Die Aufklärung prägte Europa nachhaltig

Europa mag oft unbelehrbar erscheinen. Es ist aber auch unzerstörbar. Eines der Überlebensprojekte bestand in einem neuen Denkstil. Ein intellektueller Kraftakt. Jürgen Wertheimer ergänzt: „Doch es gab auch ganz andere Wege der Erneuerung – solche ästhetischer Art. Barocke Kirchen und Paläste schossen aus dem Boden, „Rom“ zog alle Register, um verlorenes Terrain gutzumachen.“ In allen katholisch geprägten Ländern entstanden Inszenierungen der Macht und Pracht. Diese hatten nur ein Ziel: die Menschen in ihren Bann zu schlagen, sie zu überwältigen.

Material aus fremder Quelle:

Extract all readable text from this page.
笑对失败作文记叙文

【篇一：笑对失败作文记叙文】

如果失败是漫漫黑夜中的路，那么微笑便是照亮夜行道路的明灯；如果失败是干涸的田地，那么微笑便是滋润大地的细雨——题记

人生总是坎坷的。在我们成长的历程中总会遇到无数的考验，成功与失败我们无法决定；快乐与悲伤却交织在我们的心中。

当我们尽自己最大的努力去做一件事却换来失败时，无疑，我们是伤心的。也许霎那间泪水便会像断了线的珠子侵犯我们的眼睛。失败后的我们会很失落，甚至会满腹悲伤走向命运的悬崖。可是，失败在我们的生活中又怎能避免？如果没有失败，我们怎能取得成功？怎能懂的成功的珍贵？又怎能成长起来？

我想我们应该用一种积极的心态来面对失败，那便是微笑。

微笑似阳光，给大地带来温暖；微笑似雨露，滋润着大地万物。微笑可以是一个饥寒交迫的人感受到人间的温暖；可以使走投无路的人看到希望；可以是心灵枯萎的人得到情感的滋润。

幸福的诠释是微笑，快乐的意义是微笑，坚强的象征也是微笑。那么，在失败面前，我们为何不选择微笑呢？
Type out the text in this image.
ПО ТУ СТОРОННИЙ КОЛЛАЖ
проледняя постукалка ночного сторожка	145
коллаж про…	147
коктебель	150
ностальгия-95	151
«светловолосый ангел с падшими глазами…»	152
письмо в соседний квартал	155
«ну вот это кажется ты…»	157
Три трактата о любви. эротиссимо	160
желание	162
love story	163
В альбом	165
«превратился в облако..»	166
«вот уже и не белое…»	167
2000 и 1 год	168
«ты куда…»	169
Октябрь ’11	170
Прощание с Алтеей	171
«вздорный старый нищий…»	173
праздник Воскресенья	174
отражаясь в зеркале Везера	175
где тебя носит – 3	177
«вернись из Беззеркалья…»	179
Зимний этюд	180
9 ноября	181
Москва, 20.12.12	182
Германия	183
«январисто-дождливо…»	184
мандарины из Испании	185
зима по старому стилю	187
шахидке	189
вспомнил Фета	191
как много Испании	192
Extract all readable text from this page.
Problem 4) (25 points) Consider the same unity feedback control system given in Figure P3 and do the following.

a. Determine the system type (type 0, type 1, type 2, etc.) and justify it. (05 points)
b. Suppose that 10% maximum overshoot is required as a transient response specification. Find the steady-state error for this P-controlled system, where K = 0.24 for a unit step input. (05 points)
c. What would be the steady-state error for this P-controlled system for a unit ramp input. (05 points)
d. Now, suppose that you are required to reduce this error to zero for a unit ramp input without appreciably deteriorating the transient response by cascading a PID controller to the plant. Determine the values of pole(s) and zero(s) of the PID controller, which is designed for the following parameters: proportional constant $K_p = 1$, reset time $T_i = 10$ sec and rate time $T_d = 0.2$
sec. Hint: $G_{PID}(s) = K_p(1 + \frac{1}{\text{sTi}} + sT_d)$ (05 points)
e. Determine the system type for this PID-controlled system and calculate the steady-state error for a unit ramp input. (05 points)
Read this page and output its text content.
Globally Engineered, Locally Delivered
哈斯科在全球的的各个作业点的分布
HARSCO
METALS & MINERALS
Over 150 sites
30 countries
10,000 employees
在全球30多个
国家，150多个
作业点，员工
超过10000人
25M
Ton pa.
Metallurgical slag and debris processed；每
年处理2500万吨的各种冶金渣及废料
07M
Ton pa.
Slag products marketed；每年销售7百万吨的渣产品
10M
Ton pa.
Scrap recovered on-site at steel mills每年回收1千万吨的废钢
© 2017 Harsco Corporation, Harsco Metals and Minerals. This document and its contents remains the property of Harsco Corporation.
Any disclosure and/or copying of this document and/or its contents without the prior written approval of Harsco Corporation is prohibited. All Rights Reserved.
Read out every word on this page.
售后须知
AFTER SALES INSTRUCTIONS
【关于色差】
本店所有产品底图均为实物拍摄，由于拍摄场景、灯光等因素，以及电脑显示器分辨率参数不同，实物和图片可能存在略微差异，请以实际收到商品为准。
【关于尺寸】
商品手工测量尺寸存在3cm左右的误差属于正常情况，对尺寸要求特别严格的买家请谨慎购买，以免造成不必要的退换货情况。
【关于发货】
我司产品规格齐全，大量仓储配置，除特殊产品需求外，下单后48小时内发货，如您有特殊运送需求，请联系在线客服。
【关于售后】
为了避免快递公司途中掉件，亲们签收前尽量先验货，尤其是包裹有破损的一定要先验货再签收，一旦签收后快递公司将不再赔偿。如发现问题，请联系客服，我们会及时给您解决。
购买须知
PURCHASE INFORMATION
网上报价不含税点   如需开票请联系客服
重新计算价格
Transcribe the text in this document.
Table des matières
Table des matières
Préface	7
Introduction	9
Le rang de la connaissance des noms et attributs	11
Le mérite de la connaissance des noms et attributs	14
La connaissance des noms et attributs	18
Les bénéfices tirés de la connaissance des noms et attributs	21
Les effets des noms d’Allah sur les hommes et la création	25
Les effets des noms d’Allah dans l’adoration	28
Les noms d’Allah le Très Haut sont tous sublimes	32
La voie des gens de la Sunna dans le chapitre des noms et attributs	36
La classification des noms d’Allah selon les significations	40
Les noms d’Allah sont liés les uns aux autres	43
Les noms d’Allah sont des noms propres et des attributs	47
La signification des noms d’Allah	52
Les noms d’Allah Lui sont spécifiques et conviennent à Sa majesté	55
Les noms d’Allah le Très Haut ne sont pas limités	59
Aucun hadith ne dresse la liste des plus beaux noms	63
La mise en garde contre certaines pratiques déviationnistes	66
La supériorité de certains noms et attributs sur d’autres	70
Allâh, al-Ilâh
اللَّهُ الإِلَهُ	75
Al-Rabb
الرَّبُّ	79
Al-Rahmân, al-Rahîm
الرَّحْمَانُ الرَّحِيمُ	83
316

Die Jesuiten verfolgten diesen Plan bereits seit Mitte des 16. Jahrhunderts. Das geschah zu einer Zeit, in der Papsttum immer stärker in Bedrängnis geraten war und die Reformation dessen Autorität bedrohte. Jürgen Wertheimer ist seit 1991 Professor für Neuere Deutsche Literaturwissenschaft und Komparatistik in Tübingen.

Das „Theatrum sacrum“ brach sich Bahn

Die Kirche Il Gesu (1568 – 84) in Rom wurde zum Prototyp der neuen Strategie. Jürgen Wertheimer erklärt: „Sie sollte bald Nachfolgebauten in ganz Europa finden. Der Himmel schien sich zu öffnen und den Gläubigen in einem gewaltigen Sog nach oben zu ziehen. Die Grenzen zwischen Irdischem und Himmlischem schienen aufgehoben.“ Die große Inszenierung aus Stein und Farbe, das „Theatrum sacrum“ brach sich Bahn. Es wirkt beinahe so, als würde der Dreißigjährige Krieg zweier fundamental unterschiedlicher Weltanschauungen nun mit künstlerischen Mitteln weitergeführt.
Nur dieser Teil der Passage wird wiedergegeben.